El alguacil se sorprendió por un momento, y luego dijo respetuosamente:
—Así que usted es de la Casa del Maestro Xia. Me disculpo por no poder arrestar al alborotador. Si le parece bien, informaré de este asunto al Maestro Xia y veré si deberíamos iniciar una investigación.
—No será necesario. Puede retirarse. Yo misma investigaré el asunto —dijo Nan Feng.
Era evidente que el incidente de hoy había sido orquestado. Si el gobierno investigara, no tardarían mucho en llegar al fondo del asunto. Sin embargo, ahora que la gente conocía su asociación con los funcionarios, incluso si ganaba en el tribunal, dirían que fue debido a sus conexiones.
La gente hoy en día simpatiza con el más débil. El lado perdedor a menudo acaba teniendo ventaja.

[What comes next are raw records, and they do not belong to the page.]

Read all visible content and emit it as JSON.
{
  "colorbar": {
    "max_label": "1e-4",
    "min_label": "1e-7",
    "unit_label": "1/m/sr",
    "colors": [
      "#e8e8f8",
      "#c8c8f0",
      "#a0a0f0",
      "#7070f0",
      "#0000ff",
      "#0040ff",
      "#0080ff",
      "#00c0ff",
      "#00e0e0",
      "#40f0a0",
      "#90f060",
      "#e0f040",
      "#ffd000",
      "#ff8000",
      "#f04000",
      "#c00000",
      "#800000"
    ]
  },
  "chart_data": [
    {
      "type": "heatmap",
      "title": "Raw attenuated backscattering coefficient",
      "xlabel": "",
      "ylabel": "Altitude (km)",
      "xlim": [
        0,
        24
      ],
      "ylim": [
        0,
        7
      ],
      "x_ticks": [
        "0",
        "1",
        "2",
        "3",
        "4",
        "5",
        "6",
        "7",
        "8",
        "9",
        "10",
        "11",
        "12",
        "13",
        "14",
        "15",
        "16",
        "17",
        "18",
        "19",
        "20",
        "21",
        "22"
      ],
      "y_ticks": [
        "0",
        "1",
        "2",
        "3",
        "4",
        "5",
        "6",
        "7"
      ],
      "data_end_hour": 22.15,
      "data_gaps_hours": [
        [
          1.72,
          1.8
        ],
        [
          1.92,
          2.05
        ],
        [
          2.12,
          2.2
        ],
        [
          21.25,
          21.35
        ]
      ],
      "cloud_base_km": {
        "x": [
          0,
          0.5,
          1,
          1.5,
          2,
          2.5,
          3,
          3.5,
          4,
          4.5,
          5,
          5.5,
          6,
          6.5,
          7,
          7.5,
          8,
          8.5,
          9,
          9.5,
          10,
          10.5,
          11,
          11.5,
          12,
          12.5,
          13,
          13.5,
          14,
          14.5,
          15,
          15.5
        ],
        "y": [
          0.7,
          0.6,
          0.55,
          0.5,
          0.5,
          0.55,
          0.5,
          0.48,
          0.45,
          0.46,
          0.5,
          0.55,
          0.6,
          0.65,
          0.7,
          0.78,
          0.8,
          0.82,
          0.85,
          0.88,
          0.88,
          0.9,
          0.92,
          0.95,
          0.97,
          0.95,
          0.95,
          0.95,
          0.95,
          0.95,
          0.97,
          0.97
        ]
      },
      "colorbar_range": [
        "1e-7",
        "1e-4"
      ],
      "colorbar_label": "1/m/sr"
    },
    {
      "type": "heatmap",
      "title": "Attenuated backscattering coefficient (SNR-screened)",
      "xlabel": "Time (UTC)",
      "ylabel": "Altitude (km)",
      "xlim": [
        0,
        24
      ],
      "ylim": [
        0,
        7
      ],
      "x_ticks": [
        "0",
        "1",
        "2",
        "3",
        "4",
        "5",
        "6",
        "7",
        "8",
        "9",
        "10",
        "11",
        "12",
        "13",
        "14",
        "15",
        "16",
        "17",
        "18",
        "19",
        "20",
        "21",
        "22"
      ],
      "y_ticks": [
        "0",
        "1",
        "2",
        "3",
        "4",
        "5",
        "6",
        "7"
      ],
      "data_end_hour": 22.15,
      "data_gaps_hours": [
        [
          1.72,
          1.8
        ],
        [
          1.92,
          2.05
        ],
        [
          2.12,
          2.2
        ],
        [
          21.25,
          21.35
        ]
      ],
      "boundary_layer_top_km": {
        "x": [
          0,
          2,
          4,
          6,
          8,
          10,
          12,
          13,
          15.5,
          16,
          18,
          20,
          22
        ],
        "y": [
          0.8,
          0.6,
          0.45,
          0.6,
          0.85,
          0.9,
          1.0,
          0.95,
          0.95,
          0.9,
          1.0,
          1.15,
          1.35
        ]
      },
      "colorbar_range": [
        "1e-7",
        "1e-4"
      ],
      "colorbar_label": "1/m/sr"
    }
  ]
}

Después de que el alguacil se marchó, la multitud de espectadores no se dispersó. Nan Feng se situó entre ellos y se dirigió en voz alta:
—Todos, llevo más de dos meses con una tienda en la Plaza Spikenard y uso mis propios productos a diario, pero nunca he oído hablar de que alguien haya sido envenenado. Espero que piensen detenidamente sobre este incidente hoy – ¿por qué huyeron al ver al funcionario del gobierno? Como todos saben, Song Qingtian del Yamen es conocido por su imparcialidad. Si realmente mis productos tuvieran la culpa, definitivamente buscaría justicia para ellos. ¡Su huida demuestra su culpabilidad!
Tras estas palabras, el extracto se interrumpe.